- Directed by: Jiří Weiss
- Written by: Jan Otčenášek Jiří Weiss
- Based on: Romeo and Juliet 1597 play by William Shakespeare
- Starring: Ivan Mistrík Daniela Smutná
- Cinematography: Václav Hanuš
- Edited by: Miloslav Hájek
- Music by: Jiří Srnka
- Production company: Ceskoslovenský Státní Film
- Distributed by: Cinelatino
- Release date: 1960;
- Running time: 94 minutes
- Country: Czechoslovakia
- Language: Czech

= Romeo, Juliet and Darkness =

1959 Czech film by Jiří Weiss

Romeo, Juliet and Darkness (Romeo, Julie a tma) is a 1960 Czech drama film directed by Jiří Weiss.

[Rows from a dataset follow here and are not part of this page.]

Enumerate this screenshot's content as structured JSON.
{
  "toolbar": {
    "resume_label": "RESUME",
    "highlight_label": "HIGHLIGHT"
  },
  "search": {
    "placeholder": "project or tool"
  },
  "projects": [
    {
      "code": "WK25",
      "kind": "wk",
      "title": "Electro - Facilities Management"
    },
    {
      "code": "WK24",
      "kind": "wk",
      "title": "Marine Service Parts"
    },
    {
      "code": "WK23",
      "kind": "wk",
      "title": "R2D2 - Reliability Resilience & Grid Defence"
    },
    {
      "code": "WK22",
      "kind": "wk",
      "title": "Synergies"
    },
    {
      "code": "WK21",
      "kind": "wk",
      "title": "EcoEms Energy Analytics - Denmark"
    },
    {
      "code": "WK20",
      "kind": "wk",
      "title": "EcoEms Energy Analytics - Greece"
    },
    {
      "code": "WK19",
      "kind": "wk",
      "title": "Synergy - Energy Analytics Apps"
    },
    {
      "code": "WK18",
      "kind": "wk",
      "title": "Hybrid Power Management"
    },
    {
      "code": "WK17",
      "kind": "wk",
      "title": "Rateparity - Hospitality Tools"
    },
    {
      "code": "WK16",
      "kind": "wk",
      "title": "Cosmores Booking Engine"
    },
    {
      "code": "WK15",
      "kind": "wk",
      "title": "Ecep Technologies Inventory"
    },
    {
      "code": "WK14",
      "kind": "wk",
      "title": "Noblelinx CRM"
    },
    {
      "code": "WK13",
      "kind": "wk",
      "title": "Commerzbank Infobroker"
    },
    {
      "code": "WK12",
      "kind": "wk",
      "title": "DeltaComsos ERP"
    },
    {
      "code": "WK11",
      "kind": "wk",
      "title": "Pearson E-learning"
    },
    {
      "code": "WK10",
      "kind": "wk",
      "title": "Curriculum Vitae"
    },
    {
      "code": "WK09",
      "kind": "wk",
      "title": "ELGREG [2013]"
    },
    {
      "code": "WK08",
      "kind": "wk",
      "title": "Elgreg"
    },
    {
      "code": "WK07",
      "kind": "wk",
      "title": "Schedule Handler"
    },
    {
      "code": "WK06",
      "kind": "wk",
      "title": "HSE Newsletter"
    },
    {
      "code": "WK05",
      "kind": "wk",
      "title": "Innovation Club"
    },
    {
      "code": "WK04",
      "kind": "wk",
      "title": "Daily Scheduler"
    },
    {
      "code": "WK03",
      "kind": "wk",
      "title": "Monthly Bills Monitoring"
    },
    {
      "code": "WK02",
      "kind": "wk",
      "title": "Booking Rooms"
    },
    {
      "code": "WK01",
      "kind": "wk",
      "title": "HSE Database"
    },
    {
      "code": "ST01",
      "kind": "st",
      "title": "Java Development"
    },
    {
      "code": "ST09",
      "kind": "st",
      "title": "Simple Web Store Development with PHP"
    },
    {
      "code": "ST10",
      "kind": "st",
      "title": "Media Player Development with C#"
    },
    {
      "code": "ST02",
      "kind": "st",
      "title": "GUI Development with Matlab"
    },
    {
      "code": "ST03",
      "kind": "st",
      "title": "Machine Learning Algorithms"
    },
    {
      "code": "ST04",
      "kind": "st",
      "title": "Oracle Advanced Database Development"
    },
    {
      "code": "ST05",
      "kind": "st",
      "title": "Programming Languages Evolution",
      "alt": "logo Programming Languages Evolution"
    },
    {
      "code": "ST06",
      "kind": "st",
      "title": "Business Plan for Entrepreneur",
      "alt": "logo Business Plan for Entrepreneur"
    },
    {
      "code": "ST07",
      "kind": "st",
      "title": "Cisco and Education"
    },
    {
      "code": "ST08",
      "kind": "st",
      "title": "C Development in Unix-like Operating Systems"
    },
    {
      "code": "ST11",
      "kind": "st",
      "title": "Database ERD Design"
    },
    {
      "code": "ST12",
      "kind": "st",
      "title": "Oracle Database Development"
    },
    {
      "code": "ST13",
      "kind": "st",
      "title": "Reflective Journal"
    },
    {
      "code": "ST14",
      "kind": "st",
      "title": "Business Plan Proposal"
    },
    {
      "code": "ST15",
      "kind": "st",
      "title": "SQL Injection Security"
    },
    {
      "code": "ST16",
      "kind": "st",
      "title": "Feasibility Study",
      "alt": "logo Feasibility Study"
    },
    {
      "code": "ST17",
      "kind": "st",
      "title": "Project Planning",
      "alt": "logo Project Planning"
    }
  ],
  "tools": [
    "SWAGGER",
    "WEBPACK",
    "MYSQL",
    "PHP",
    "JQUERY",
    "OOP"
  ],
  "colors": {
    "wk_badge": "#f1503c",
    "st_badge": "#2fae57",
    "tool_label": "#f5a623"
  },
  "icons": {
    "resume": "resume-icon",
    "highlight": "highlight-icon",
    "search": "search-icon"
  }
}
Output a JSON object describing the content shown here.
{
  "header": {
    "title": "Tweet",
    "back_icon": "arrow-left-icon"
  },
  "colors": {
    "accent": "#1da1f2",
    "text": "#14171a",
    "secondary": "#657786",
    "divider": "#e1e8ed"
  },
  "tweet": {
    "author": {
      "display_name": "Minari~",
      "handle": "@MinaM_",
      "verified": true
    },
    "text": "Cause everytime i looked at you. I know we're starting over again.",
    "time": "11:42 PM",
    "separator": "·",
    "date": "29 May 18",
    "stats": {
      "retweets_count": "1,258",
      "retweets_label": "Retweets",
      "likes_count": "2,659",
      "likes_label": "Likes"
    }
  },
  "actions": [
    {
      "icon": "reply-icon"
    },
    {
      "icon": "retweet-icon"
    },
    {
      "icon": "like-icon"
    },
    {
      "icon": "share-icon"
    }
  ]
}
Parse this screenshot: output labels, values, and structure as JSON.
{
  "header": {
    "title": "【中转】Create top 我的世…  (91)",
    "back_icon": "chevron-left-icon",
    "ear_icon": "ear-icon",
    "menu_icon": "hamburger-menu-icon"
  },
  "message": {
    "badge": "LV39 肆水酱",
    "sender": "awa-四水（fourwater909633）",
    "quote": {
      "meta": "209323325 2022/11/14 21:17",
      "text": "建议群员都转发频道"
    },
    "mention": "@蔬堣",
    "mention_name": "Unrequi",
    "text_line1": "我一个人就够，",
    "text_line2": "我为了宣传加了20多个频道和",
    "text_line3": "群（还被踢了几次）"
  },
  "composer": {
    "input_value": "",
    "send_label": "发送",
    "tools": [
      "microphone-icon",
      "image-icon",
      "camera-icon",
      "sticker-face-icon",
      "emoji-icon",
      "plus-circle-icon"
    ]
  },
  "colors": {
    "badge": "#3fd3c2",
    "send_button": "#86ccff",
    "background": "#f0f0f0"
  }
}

Inspired by William Shakespeare's Romeo and Juliet, the film is about problems experienced by a young Jewish woman who is hidden from the Gestapo by a student lover. In 1997 a TV adaptation of the same name was directed by Karel Smyczek.

==Plot==
In Nazi-occupied Prague in May 1942, Pavel (Ivan Mistrík) hides the young Jew Hanka (Daniela Smutná) to keep her from being sent to a concentration camp. Over the following three weeks the two fall in love. But when Hanka is discovered and Pavel is threatened, she flees into the streets in the middle of Operation Anthropoid—the Czech government-in-exile's plot to assassinate Reinhard Heydrich—and is killed.

==Cast==
- Ivan Mistrík as Pavel
- Daniela Smutná as Hanka
- Jiřina Šejbalová as Pavel's mother
- František Smolík as Grandfather
- Blanka Bohdanová as Kubiasová
- Eva Mrázová as Alena
- Karla Chadimová as Josefka
- Miroslav Svoboda as Würm

==Reception==
Romeo, Juliet, and Darkness won the Golden Seashell at the 1960 San Sebastian International Film Festival. It also won the Grand Prix at the 1960 Taormina International Film Festival.